Augustin est dès lors converti. Il est à ce moment avec son ami Alypius. Il poursuit ainsi son récit (ibid.) : “Aussitôt nous nous rendons auprès de ma mère, nous lui disons tout : elle se réjouit. Nous lui racontons comment la chose s’est passée : elle exulte, elle triomphe. [...] Vous m’aviez si bien converti à vous que je ne songeais plus à chercher femme et que je renonçai à toutes les espérances du siècle, debout désormais sur cette ‘règle de foi’ où vous m’aviez montré à ma mère, tant d’années auparavant”.

Augustin l’a dit, on l'a lu : le mariage s’assimile à la concupiscence des “plaisirs impudiques du lit”, dont, pour les avoir connus, il pense qu’y succomber relève d’une sorte de paresse spirituelle (on l’a entendu). Le célibat, dans la chasteté, est nettement plus “parfait”, au point que la conversion, ultimement, s’y assimile. Cet état de perfection consistant à être “revêtu” du Christ.

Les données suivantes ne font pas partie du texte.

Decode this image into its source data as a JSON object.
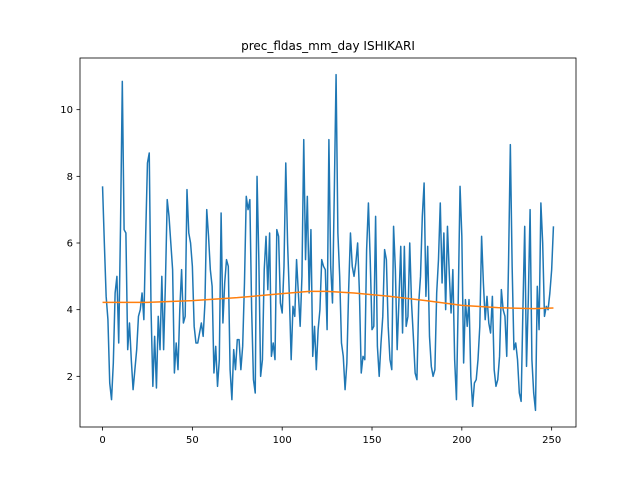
{
  "chart_data": {
    "type": "line",
    "title": "prec_fldas_mm_day ISHIKARI",
    "x": [
      0,
      1,
      2,
      3,
      4,
      5,
      6,
      7,
      8,
      9,
      10,
      11,
      12,
      13,
      14,
      15,
      16,
      17,
      18,
      19,
      20,
      21,
      22,
      23,
      24,
      25,
      26,
      27,
      28,
      29,
      30,
      31,
      32,
      33,
      34,
      35,
      36,
      37,
      38,
      39,
      40,
      41,
      42,
      43,
      44,
      45,
      46,
      47,
      48,
      49,
      50,
      51,
      52,
      53,
      54,
      55,
      56,
      57,
      58,
      59,
      60,
      61,
      62,
      63,
      64,
      65,
      66,
      67,
      68,
      69,
      70,
      71,
      72,
      73,
      74,
      75,
      76,
      77,
      78,
      79,
      80,
      81,
      82,
      83,
      84,
      85,
      86,
      87,
      88,
      89,
      90,
      91,
      92,
      93,
      94,
      95,
      96,
      97,
      98,
      99,
      100,
      101,
      102,
      103,
      104,
      105,
      106,
      107,
      108,
      109,
      110,
      111,
      112,
      113,
      114,
      115,
      116,
      117,
      118,
      119,
      120,
      121,
      122,
      123,
      124,
      125,
      126,
      127,
      128,
      129,
      130,
      131,
      132,
      133,
      134,
      135,
      136,
      137,
      138,
      139,
      140,
      141,
      142,
      143,
      144,
      145,
      146,
      147,
      148,
      149,
      150,
      151,
      152,
      153,
      154,
      155,
      156,
      157,
      158,
      159,
      160,
      161,
      162,
      163,
      164,
      165,
      166,
      167,
      168,
      169,
      170,
      171,
      172,
      173,
      174,
      175,
      176,
      177,
      178,
      179,
      180,
      181,
      182,
      183,
      184,
      185,
      186,
      187,
      188,
      189,
      190,
      191,
      192,
      193,
      194,
      195,
      196,
      197,
      198,
      199,
      200,
      201,
      202,
      203,
      204,
      205,
      206,
      207,
      208,
      209,
      210,
      211,
      212,
      213,
      214,
      215,
      216,
      217,
      218,
      219,
      220,
      221,
      222,
      223,
      224,
      225,
      226,
      227,
      228,
      229,
      230,
      231,
      232,
      233,
      234,
      235,
      236,
      237,
      238,
      239,
      240,
      241,
      242,
      243,
      244,
      245,
      246,
      247,
      248,
      249,
      250,
      251
    ],
    "series": [
      {
        "color": "#1f77b4",
        "values": [
          7.7,
          6.0,
          4.4,
          3.7,
          1.8,
          1.3,
          2.4,
          4.5,
          5.0,
          3.0,
          6.5,
          10.85,
          6.4,
          6.3,
          2.8,
          3.6,
          2.5,
          1.6,
          2.2,
          2.8,
          3.8,
          4.0,
          4.5,
          3.7,
          6.2,
          8.4,
          8.7,
          4.0,
          1.7,
          3.2,
          1.65,
          3.8,
          2.8,
          5.0,
          2.8,
          4.8,
          7.3,
          6.8,
          6.0,
          5.2,
          2.1,
          3.0,
          2.2,
          4.0,
          5.2,
          3.6,
          3.8,
          7.6,
          6.3,
          6.0,
          5.3,
          3.5,
          3.0,
          3.0,
          3.3,
          3.6,
          3.2,
          4.2,
          7.0,
          6.2,
          5.2,
          4.7,
          2.1,
          2.9,
          1.7,
          2.5,
          6.9,
          3.6,
          4.8,
          5.5,
          5.3,
          2.2,
          1.3,
          2.8,
          2.2,
          3.1,
          3.1,
          2.2,
          2.9,
          4.8,
          7.4,
          7.0,
          7.3,
          4.0,
          1.9,
          1.5,
          8.0,
          5.5,
          2.0,
          2.5,
          5.2,
          6.2,
          4.6,
          6.3,
          2.6,
          3.0,
          2.5,
          6.4,
          6.2,
          4.2,
          3.9,
          5.3,
          8.4,
          6.0,
          4.4,
          2.5,
          4.1,
          3.8,
          5.5,
          4.5,
          3.5,
          5.0,
          9.1,
          5.5,
          7.4,
          4.5,
          6.4,
          2.6,
          3.5,
          2.2,
          3.4,
          4.0,
          5.5,
          5.3,
          5.2,
          3.4,
          9.1,
          5.3,
          4.2,
          7.5,
          11.05,
          6.3,
          5.0,
          3.0,
          2.6,
          1.6,
          2.4,
          4.6,
          6.3,
          5.3,
          5.0,
          5.4,
          6.0,
          4.5,
          2.1,
          2.6,
          2.5,
          5.8,
          7.2,
          5.5,
          3.4,
          3.5,
          6.8,
          2.9,
          2.0,
          3.0,
          3.8,
          5.8,
          5.5,
          3.5,
          2.5,
          2.2,
          6.5,
          5.2,
          2.8,
          4.3,
          5.9,
          3.3,
          5.9,
          3.5,
          3.8,
          6.0,
          4.2,
          3.2,
          2.1,
          1.9,
          4.2,
          5.0,
          6.8,
          7.8,
          4.4,
          5.9,
          3.2,
          2.3,
          2.0,
          2.2,
          4.5,
          5.5,
          7.2,
          4.8,
          6.3,
          4.0,
          6.5,
          5.1,
          3.9,
          5.2,
          2.5,
          1.3,
          4.3,
          7.7,
          6.2,
          2.4,
          4.3,
          3.5,
          4.3,
          2.0,
          1.1,
          1.8,
          1.9,
          2.5,
          3.5,
          6.2,
          4.8,
          3.7,
          4.4,
          3.6,
          3.3,
          4.4,
          2.2,
          1.7,
          1.9,
          2.6,
          4.6,
          4.0,
          3.8,
          2.6,
          5.4,
          8.95,
          5.3,
          2.8,
          3.0,
          2.5,
          1.5,
          1.25,
          4.0,
          6.5,
          2.3,
          4.3,
          7.0,
          2.5,
          1.5,
          0.98,
          4.7,
          3.4,
          7.2,
          6.0,
          3.8,
          4.1,
          4.0,
          4.5,
          5.2,
          6.5
        ]
      },
      {
        "color": "#ff7f0e",
        "x": [
          0,
          25,
          50,
          75,
          100,
          115,
          125,
          140,
          160,
          180,
          200,
          220,
          240,
          251
        ],
        "values": [
          4.22,
          4.22,
          4.27,
          4.36,
          4.48,
          4.55,
          4.55,
          4.5,
          4.4,
          4.27,
          4.13,
          4.06,
          4.03,
          4.05
        ]
      }
    ],
    "xlim": [
      -12.55,
      263.55
    ],
    "ylim": [
      0.48,
      11.55
    ],
    "xticks": [
      0,
      50,
      100,
      150,
      200,
      250
    ],
    "yticks": [
      2,
      4,
      6,
      8,
      10
    ]
  }
}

Hiérarchie à deux pôles donc : le mariage, relevant de la chair, au cœur duquel subsiste le péché, lié à la concupiscence qui accompagne l’union sexuelle et par laquelle se transmet le péché originel. Et le célibat dans la chasteté, état de perfection, que désire tout chrétien médiéval, cela d’une façon parfois des plus radicales.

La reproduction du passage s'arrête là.